C’est ici qu’entre en scène une puissance oubliée : le castor. Mentionné dans le rapport du Giec 2022, ce rongeur apparu il y a plus de 8 millions d’années s’avère être l’un des potentiels meilleurs alliés pour faire face à ces bouleversements, parmi les plus expérimentés et les plus compétents. Cette espèce ingénieure, par des aménagements utiles à son épanouissement, contribue dans le même temps à ralentir et complexifier le parcours de l’eau avant qu’elle ne se déverse dans les océans. Par son action, le castor réhydrate les terres et amplifie la vie qui l’entoure.
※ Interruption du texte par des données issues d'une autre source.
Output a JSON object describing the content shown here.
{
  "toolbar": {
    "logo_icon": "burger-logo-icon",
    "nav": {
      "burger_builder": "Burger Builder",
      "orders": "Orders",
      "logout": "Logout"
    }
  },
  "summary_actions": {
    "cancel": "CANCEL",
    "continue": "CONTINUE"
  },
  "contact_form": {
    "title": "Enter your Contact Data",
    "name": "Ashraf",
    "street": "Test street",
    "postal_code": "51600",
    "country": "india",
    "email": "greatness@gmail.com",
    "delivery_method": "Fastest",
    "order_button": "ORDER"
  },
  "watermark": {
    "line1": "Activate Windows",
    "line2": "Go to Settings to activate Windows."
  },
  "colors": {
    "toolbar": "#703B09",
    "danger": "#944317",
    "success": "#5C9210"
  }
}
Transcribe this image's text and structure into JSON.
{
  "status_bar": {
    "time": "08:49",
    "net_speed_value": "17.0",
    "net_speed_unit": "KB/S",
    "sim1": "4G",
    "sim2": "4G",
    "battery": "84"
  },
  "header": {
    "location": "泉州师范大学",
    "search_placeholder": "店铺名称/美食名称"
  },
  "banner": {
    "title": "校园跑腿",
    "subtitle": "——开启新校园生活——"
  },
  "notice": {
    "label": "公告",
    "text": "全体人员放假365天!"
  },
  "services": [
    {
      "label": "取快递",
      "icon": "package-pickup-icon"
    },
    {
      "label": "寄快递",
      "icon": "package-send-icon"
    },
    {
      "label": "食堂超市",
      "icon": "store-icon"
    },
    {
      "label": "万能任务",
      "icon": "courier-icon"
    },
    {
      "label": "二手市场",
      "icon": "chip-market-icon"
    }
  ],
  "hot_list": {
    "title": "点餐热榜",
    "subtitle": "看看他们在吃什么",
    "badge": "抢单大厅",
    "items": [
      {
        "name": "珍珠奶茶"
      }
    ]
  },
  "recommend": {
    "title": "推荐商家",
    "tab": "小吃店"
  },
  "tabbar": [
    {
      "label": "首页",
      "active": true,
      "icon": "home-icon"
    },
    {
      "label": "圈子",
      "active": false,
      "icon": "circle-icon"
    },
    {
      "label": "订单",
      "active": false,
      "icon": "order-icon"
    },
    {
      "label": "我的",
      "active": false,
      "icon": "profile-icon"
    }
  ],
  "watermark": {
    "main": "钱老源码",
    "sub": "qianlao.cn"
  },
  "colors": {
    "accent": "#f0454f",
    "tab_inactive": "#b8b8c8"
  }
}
En s’inspirant de son comportement, la Médecine Castor entend ainsi soigner les milieux asséchés, en régénérant les cours d’eau de manière low-tech et décarbonée, avec des matériaux vivants et locaux.
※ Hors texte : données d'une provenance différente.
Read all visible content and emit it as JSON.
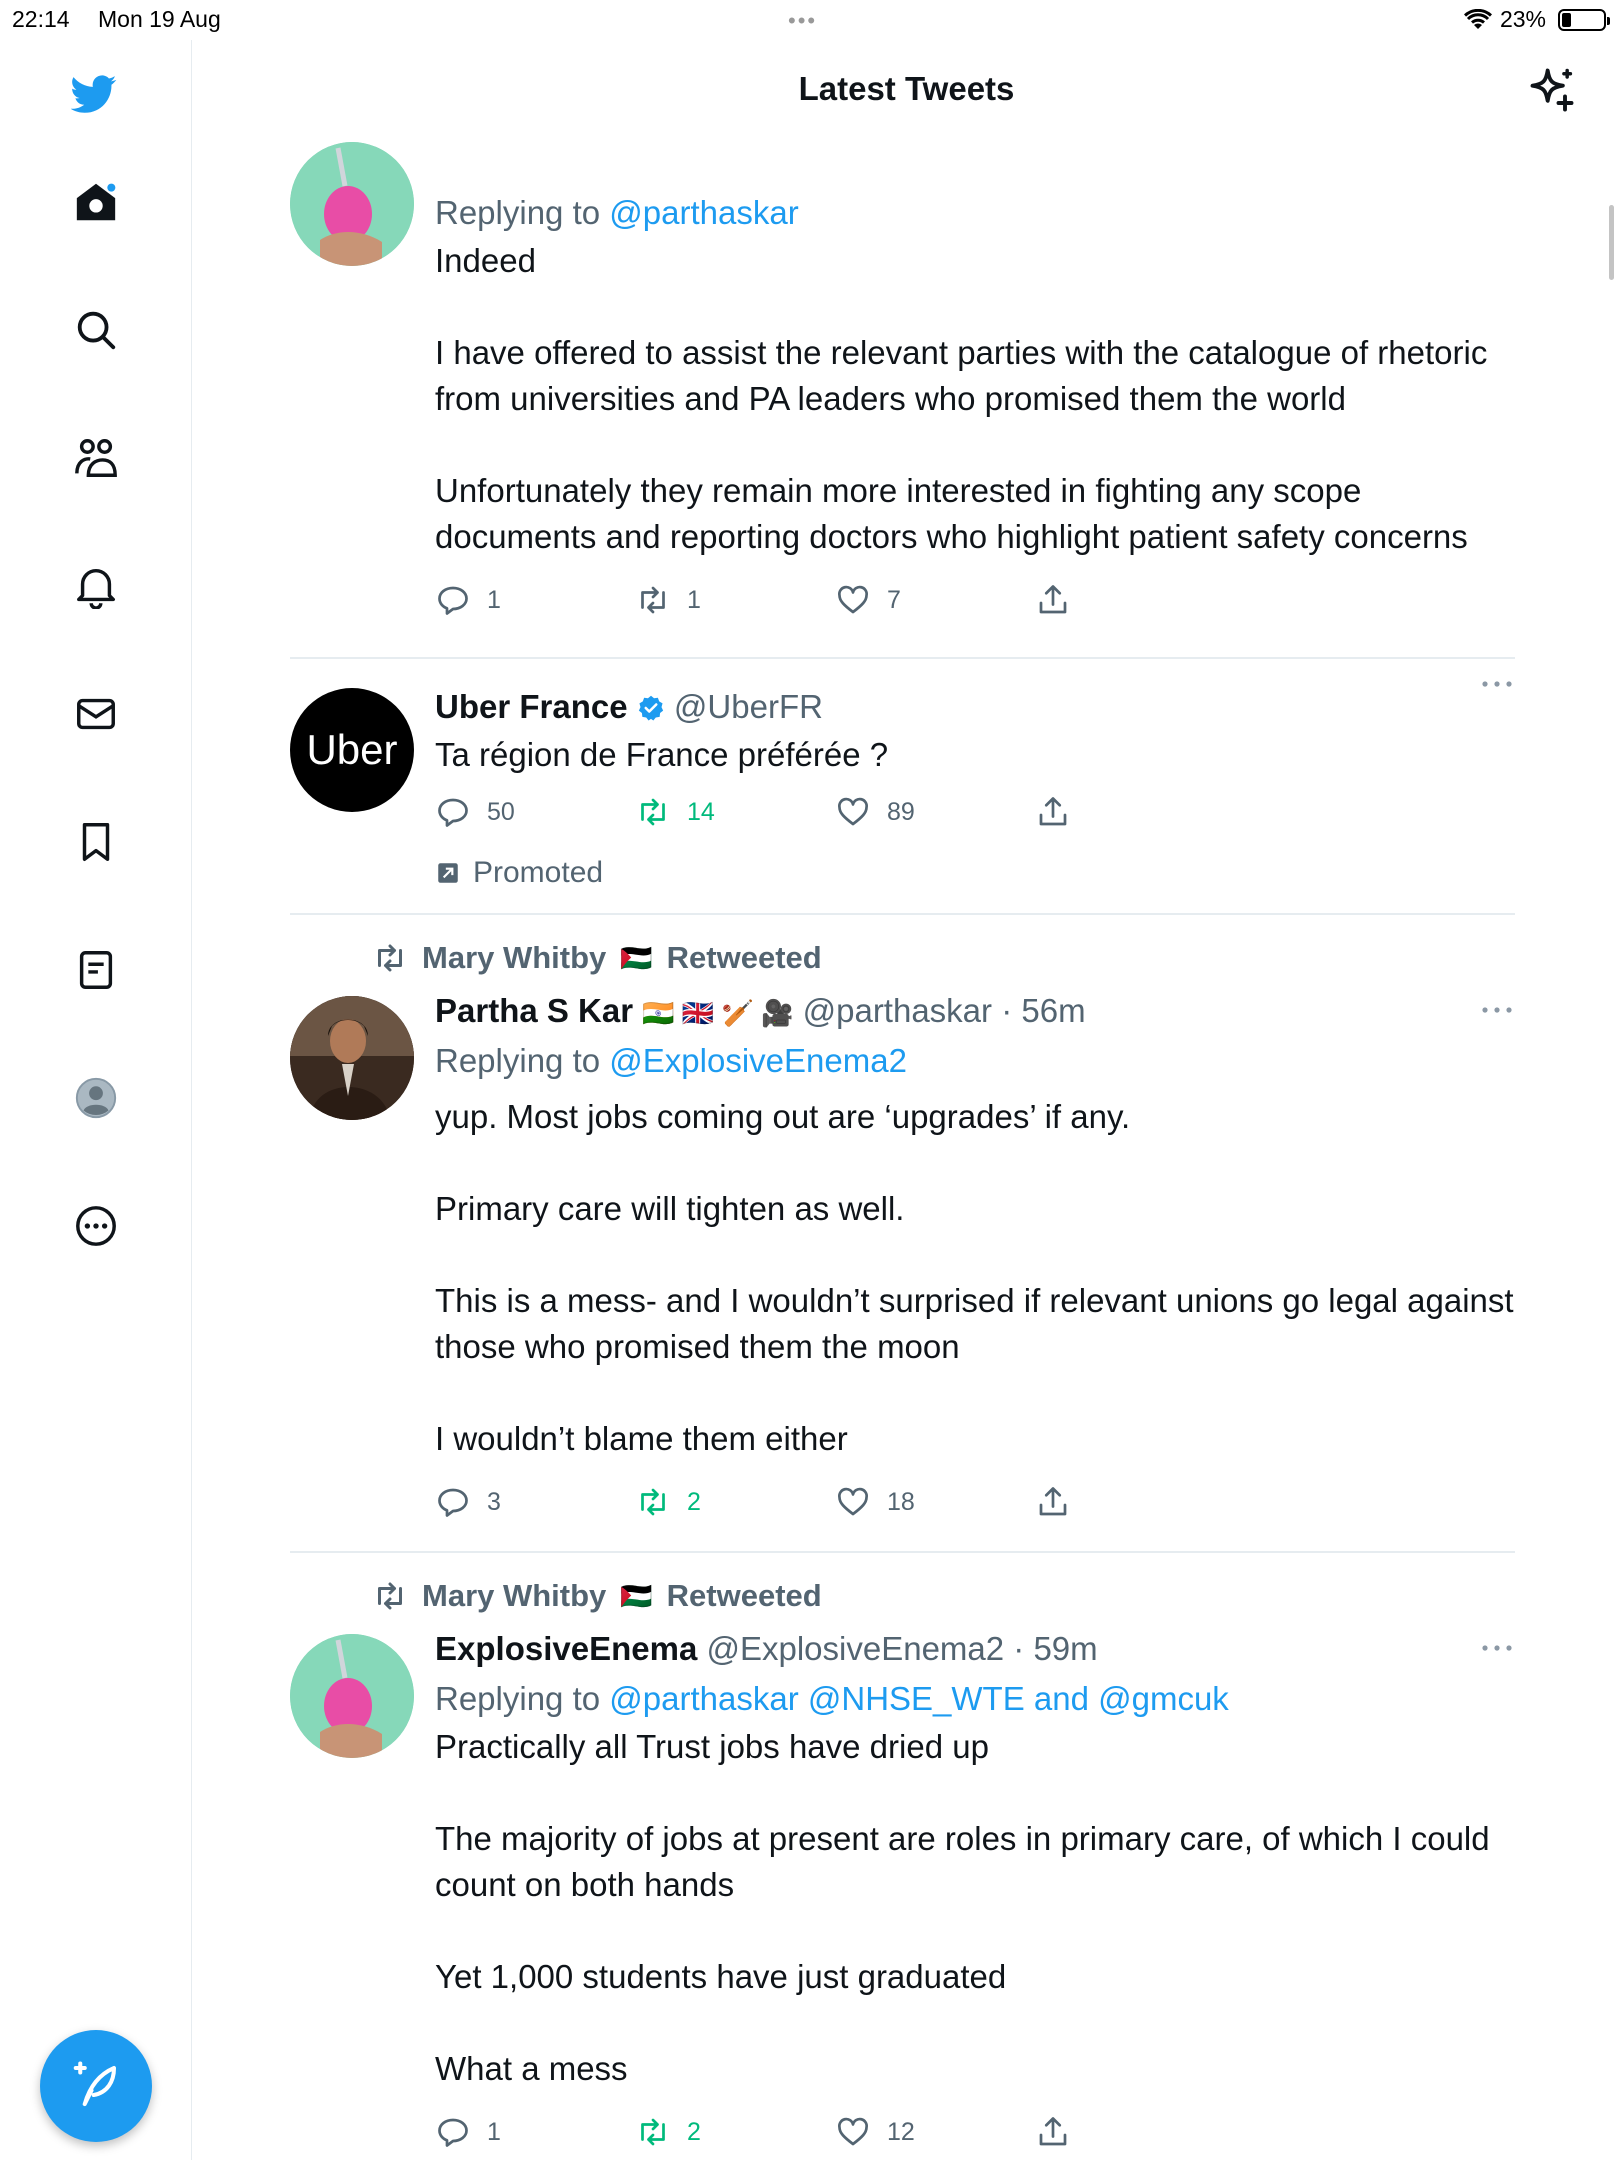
{
  "status": {
    "time": "22:14",
    "date": "Mon 19 Aug",
    "battery_text": "23%",
    "battery_level": 0.23
  },
  "header": {
    "title": "Latest Tweets",
    "sparkle_icon": "sparkle-icon"
  },
  "sidebar": {
    "icons": [
      "twitter-logo-icon",
      "home-icon",
      "search-icon",
      "communities-icon",
      "notifications-icon",
      "messages-icon",
      "bookmarks-icon",
      "lists-icon",
      "profile-icon",
      "more-icon"
    ],
    "compose_icon": "compose-icon"
  },
  "colors": {
    "accent": "#1d9bf0",
    "retweet_green": "#00ba7c",
    "muted": "#536471"
  },
  "tweets": [
    {
      "reply_prefix": "Replying to",
      "reply_to": "@parthaskar",
      "body": [
        "Indeed",
        "I have offered to assist the relevant parties with the catalogue of rhetoric from universities and PA leaders who promised them the world",
        "Unfortunately they remain more interested in fighting any scope documents and reporting doctors who highlight patient safety concerns"
      ],
      "replies": "1",
      "retweets": "1",
      "likes": "7"
    },
    {
      "name": "Uber France",
      "handle": "@UberFR",
      "avatar_text": "Uber",
      "body": [
        "Ta région de France préférée ?"
      ],
      "replies": "50",
      "retweets": "14",
      "likes": "89",
      "promoted": "Promoted"
    },
    {
      "retweeted_by": "Mary Whitby",
      "retweeted_flag": "🇵🇸",
      "retweeted_label": "Retweeted",
      "name": "Partha S Kar",
      "name_emoji": "🇮🇳 🇬🇧 🏏 🎥",
      "handle": "@parthaskar",
      "time": "· 56m",
      "reply_prefix": "Replying to",
      "reply_to": "@ExplosiveEnema2",
      "body": [
        "yup. Most jobs coming out are ‘upgrades’ if any.",
        "Primary care will tighten as well.",
        "This is a mess- and I wouldn’t surprised if relevant unions go legal against those who promised them the moon",
        "I wouldn’t blame them either"
      ],
      "replies": "3",
      "retweets": "2",
      "likes": "18"
    },
    {
      "retweeted_by": "Mary Whitby",
      "retweeted_flag": "🇵🇸",
      "retweeted_label": "Retweeted",
      "name": "ExplosiveEnema",
      "handle": "@ExplosiveEnema2",
      "time": "· 59m",
      "reply_prefix": "Replying to",
      "reply_to": "@parthaskar @NHSE_WTE and @gmcuk",
      "body": [
        "Practically all Trust jobs have dried up",
        "The majority of jobs at present are roles in primary care, of which I could count on both hands",
        "Yet 1,000 students have just graduated",
        "What a mess"
      ],
      "replies": "1",
      "retweets": "2",
      "likes": "12"
    }
  ]
}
À travers des expérimentations transrégionales accompagnées de suivis scientifiques, le projet Pour des rivières vivantes permettra d’évaluer l’effet de cette méthode sur les communautés biotiques de l’hydrosystème au sens large, en comparant les résultats obtenus entre milieux ruraux et semi-urbain. Il s’agira dans le même temps d’accompagner la formation de différents acteurs à ces approches : techniciens de rivières et de collectivités ou encore propriétaires fonciers. Des « rencontres-action de Médecine Castor » auront pour intention de faire naître une forme de responsabilité collective des milieux rivières, permettant d’engager un ensemble de démarches avec les élus locaux et d'éduquer à ce qu’est une rivière en bonne santé. Cette sensibilisation bénéficiera à l’application des politiques publiques en faveur de l’amélioration des continuités écologiques, comme par exemple des Zones de préemption au titre d’Espaces naturels sensibles (ZPENS), afin de laisser les cours d’eau se déployer dans les fonds de vallée. Par ailleurs, des temps d’échanges et des rencontres naturalistes seront organisés avec les collectivités locales pour observer l’évolution des sites et l’apparition de nouvelles espèces. Un film mettra également en lumière les effets de la Médecine Castor. Enfin, il s’agira d’explorer, par le prisme de la philosophie, en quoi ces méthodes de régénération des cours d’eau peuvent également contribuer à guérir les relations constitutives entre les humains et la vie des rivières, pour faire face autrement au changement climatique.